Afghan aid too slow, ineffective: NATO

BRUSSELS (Reuters) – The failure by major donors to follow through on aid pledges to Afghanistan could undermine its efforts to quell an insurgency in the impoverished Muslim state, NATO warned on Thursday.

The alliance is set to takeover military operations from the U.S.-led coalition in the violent south of the country on Monday, thrusting it into what will likely be the toughest combat mission in its history.

A crucial part of NATO’s strategy is to provide protection for development projects aimed at wresting local support away from the Taliban, but the alliance raised concerns that cash pledges to fund those projects were not coming through.

 

“We are putting a lot of people’s lives on the line,” said NATO spokesman James Appathurai of the plan to double troop levels of the NATO-led International Security Assistance Force (ISAF) force to some 18,000 by the end of the month.

“It makes no sense to invest very heavily in the military resources for peace but not put in the civilian resources to make that peace stable,” he told a news briefing.

Dozens of international donors pledged some $10.5 billion for Afghanistan reconstruction over the next five years at a conference in London in January. But Appathurai said they appeared to be dragging their heals on delivering the cash.

“Disbursement of funds has not been implemented as quickly or as effectively as we hoped,” he said.

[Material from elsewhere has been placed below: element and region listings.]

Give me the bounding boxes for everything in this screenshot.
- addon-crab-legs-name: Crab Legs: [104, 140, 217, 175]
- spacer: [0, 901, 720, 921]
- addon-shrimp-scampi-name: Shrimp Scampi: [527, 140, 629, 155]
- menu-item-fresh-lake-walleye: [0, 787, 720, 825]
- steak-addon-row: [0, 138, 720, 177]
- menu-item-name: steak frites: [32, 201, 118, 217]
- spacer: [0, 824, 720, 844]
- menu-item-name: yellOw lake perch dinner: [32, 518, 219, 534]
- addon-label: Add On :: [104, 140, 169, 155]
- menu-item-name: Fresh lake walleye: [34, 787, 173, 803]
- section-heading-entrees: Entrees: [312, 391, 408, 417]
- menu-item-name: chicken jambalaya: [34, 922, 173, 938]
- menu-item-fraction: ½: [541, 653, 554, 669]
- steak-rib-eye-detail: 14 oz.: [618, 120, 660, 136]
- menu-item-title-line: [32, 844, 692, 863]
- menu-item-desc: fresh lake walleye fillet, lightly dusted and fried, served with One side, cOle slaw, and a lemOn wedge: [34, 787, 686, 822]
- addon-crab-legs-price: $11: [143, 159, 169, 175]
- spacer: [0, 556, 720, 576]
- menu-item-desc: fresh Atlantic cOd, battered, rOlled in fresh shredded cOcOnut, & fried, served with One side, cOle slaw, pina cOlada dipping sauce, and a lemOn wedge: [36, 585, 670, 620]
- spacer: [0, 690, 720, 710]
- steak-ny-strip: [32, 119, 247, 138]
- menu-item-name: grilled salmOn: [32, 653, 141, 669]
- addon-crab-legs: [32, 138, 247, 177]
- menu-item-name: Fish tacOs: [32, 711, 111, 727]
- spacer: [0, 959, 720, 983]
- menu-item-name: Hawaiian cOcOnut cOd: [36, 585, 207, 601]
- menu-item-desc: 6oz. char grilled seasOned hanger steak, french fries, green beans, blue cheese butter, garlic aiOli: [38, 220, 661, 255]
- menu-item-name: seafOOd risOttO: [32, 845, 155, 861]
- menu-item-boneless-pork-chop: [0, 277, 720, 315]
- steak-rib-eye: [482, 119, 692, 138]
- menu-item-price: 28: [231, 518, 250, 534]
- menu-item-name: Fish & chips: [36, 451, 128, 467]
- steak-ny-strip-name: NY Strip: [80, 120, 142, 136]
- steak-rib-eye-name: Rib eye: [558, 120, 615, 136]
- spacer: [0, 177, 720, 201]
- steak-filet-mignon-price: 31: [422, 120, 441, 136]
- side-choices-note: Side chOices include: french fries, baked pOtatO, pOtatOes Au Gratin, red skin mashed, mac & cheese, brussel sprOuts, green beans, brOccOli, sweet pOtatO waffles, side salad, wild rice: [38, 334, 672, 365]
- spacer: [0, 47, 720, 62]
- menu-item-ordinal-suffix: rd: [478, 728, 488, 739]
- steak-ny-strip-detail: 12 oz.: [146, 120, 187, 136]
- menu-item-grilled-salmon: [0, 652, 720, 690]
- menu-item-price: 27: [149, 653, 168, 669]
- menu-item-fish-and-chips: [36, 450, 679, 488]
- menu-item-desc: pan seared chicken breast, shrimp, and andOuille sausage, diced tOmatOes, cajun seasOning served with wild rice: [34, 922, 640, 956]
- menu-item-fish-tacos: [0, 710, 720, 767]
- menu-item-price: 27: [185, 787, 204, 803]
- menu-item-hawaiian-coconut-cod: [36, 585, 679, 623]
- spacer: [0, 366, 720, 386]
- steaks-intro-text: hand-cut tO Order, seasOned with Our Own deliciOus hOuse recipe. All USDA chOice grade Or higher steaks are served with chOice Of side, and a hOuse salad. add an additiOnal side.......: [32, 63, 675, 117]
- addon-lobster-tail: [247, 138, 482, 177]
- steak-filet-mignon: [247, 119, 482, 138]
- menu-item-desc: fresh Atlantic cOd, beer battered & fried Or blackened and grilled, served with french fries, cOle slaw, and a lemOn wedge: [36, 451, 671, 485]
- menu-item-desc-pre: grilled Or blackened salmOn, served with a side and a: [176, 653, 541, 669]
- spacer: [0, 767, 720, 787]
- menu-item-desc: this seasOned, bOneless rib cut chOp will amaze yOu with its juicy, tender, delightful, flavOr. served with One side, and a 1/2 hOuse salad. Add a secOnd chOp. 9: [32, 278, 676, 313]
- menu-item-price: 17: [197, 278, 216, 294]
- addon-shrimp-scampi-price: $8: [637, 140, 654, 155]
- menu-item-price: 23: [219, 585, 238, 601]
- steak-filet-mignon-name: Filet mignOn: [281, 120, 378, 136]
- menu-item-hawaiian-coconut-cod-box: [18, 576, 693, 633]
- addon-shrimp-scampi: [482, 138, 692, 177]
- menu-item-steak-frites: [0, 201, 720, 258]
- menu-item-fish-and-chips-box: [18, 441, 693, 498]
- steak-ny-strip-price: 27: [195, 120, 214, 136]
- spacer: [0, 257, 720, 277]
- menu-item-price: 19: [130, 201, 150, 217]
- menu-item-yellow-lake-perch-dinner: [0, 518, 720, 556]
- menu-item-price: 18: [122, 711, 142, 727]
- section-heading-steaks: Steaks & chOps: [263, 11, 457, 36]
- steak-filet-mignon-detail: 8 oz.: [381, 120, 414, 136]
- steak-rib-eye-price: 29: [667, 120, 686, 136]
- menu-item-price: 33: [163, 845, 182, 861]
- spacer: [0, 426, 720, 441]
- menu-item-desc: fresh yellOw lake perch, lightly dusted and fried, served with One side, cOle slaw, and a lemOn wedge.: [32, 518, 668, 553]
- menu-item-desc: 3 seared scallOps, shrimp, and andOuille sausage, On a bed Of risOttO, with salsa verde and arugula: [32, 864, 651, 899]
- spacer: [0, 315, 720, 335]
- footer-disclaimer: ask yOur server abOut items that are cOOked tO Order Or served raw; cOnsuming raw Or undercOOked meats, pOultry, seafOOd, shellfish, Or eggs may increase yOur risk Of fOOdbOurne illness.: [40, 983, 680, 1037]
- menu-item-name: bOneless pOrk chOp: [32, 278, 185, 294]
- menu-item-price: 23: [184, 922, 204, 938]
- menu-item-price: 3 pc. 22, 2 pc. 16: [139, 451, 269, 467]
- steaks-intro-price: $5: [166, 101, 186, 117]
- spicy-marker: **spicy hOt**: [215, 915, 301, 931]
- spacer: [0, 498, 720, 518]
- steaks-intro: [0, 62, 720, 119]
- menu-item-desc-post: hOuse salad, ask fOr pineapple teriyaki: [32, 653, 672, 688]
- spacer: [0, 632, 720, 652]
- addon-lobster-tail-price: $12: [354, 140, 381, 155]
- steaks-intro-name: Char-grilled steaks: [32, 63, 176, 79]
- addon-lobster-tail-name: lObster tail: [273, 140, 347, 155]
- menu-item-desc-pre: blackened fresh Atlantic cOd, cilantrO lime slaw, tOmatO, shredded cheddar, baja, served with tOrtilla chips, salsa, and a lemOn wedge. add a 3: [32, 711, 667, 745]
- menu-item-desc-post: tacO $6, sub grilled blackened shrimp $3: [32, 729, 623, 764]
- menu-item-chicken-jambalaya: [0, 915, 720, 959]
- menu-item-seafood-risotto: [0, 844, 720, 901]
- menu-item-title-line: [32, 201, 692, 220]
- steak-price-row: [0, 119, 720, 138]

Appathurai said NATO was looking to supply Afghanistan’s poorly-resourced national army with weaponry such as small and medium arms, and called on other organisations such as the European Union to do more to help train local police.

PREDICTIONS NOT PERFECT

Alliance ambassadors on Wednesday gave provisional approval for plans to take charge of security in south Afghanistan. The plans must now be approved by the 11 non-NATO members of ISAF.

“We are not expecting any difficulty at all,” said Mark Laity, NATO’s spokesman in Kabul, adding that alliance military authorities were expected on Friday to give final approval to the mission to come into effect on or around July 31.

NATO is taking over security in the south at a time when Afghanistan is going through its bloodiest phase of violence since the ousting of the Taliban in 2001.

 

Until now, ISAF has operated in the capital, Kabul, and the safer north and west of the country while U.S. troops have borne the brunt of fighting the insurgency in the south and east.

More than 1,700 people have been killed since the start of the year in attacks, mainly in the south, by Taliban guerrillas and U.S.-led coalition operations.

But Laity rejected media comment that NATO had grossly underestimated the extent of the violence in its planning.

“When you meet the reality on the ground you have to adapt. So, were our predictions perfect? No. But were they so far away from what we expected that we had to go back to the drawing board and start again? No.”